Gli esiti di questa campagna di vincoli a tappeto, sia pure con qualche "negazione" e trasgressione, sono accolti anche dal Comune e così in quei complicati anni di crescita edilizia, in generale non favorevoli alla conservazione, ma piuttosto attenti alle istanze della ricostruzione e dello sviluppo urbanistico, Ferrara, al contrario di tante altre città, accetta l'idea che le mura sono una parte cospicua del suo patrimonio e sceglie per il loro futuro recupero. Nel cinquantenario della sua costituzione, la Ferrariae Decus è riconosciuta come "Ente morale per la tutela dei monumenti storici e d'arte" con D.P.R. n. 278 del 2 gennaio 1956. Da due anni la sede sociale era diventata Casa Romei, segno del rapporto ormai più che consolidato con la Soprintendenza ai Monumenti, con la quale, fra l'altro, Zannini e i suoi avevano attivamente collaborato per il ciclo di lavori postbellici, che avevano condotto al recupero di decorazioni e affreschi, e all'allestimento museale degli interni: oltre che le collezioni civiche dei marmi e degli affreschi staccati (staccati quasi tutti, peraltro, a cura della stessa Ferrariae nel corso dei decenni precedenti), trovò una giusta collocazione al piano terreno di Casa Romei, la serie di cotti architettonici che nel corso della sua attività l'associazione aveva recuperato come campionature da edifici in restauro o in demolizione, o addirittura acquistato. Un altro museo, come a suo tempo, prima della guerra, quello del Duomo, fortemente voluto dalla Ferrariae Decus come ulteriore tassello della cultura ferrarese, ma in questo caso nella particolare accezione di raccolta di "cose le quali serbano... un carattere d'intimità", secondo la lezione dell'Agnelli.

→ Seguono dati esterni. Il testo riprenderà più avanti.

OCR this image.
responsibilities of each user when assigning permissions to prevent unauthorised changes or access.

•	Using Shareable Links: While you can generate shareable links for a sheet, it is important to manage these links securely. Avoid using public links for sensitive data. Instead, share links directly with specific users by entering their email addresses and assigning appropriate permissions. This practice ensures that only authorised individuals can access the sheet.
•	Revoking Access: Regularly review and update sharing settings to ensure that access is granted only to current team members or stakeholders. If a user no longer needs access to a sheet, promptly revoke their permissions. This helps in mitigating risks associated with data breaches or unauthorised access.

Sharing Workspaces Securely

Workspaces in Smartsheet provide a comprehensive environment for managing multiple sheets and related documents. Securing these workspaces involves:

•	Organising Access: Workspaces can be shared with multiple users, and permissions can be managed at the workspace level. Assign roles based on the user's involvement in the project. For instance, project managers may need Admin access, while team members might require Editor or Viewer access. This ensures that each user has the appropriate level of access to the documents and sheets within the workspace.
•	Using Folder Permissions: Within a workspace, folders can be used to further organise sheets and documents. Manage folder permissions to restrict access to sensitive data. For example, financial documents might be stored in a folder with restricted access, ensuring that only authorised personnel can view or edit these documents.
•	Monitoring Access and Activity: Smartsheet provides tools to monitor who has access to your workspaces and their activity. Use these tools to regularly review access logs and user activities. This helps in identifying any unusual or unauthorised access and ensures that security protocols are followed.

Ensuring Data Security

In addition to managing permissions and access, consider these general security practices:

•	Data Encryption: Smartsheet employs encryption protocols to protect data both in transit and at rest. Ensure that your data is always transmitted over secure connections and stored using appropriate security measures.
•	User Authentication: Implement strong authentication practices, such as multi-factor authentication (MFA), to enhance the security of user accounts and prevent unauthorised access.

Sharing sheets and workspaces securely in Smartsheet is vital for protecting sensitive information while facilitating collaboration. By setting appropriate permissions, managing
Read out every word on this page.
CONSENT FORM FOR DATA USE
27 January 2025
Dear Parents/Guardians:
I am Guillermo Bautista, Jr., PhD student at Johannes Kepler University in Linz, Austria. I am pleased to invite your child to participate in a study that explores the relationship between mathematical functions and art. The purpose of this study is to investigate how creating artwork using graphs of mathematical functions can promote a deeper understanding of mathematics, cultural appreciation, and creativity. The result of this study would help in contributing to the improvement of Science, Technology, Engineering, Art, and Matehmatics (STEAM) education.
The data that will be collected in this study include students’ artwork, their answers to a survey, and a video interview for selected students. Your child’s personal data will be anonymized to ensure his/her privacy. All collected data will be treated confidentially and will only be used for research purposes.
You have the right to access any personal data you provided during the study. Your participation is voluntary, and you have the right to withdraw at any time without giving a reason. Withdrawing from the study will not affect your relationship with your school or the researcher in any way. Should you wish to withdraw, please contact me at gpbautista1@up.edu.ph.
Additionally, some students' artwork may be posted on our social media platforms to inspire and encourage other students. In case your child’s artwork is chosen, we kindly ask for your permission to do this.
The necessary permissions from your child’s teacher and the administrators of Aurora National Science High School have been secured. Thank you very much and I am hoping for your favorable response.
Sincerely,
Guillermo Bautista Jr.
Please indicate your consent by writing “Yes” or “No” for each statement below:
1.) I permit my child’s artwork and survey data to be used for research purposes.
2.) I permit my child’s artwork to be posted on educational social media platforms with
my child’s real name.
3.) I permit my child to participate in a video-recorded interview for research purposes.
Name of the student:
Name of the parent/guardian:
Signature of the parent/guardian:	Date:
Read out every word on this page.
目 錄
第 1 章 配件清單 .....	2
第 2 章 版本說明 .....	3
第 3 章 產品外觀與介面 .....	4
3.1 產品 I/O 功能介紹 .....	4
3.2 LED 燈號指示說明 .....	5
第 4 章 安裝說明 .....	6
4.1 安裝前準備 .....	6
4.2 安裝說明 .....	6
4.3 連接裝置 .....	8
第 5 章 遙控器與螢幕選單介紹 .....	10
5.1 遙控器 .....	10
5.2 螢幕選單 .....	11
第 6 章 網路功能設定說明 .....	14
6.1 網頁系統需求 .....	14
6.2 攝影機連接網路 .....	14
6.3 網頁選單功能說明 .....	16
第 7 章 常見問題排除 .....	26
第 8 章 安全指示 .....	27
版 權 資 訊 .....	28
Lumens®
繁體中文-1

Restauri, studi, pubblicazioni, pareri e sollecitazioni continuano anche negli anni successivi, sotto la presidenza di Arturo Malagù, di Giorgio Franceschini, di Francesca Zanardi e, oggi, di Giacomo Savioli. Ma nel frattempo quella delle associazioni è diventata una schiera nutrita e rafforzata; la Soprintendenza, a partire dagli anni Sessanta, ha sempre più rinvigorito la sua presenza fino a stabilire a Ferrara una sua sede operativa, e il tempo delle infuocate battaglie contro il Comune per la difesa di monumenti piccoli e grandi dalla demolizione è concluso. E questo anche con il contributo sostanziale della Ferrariae Decus, alla quale per questo vogliamo augurare almeno un altro secolo di vita!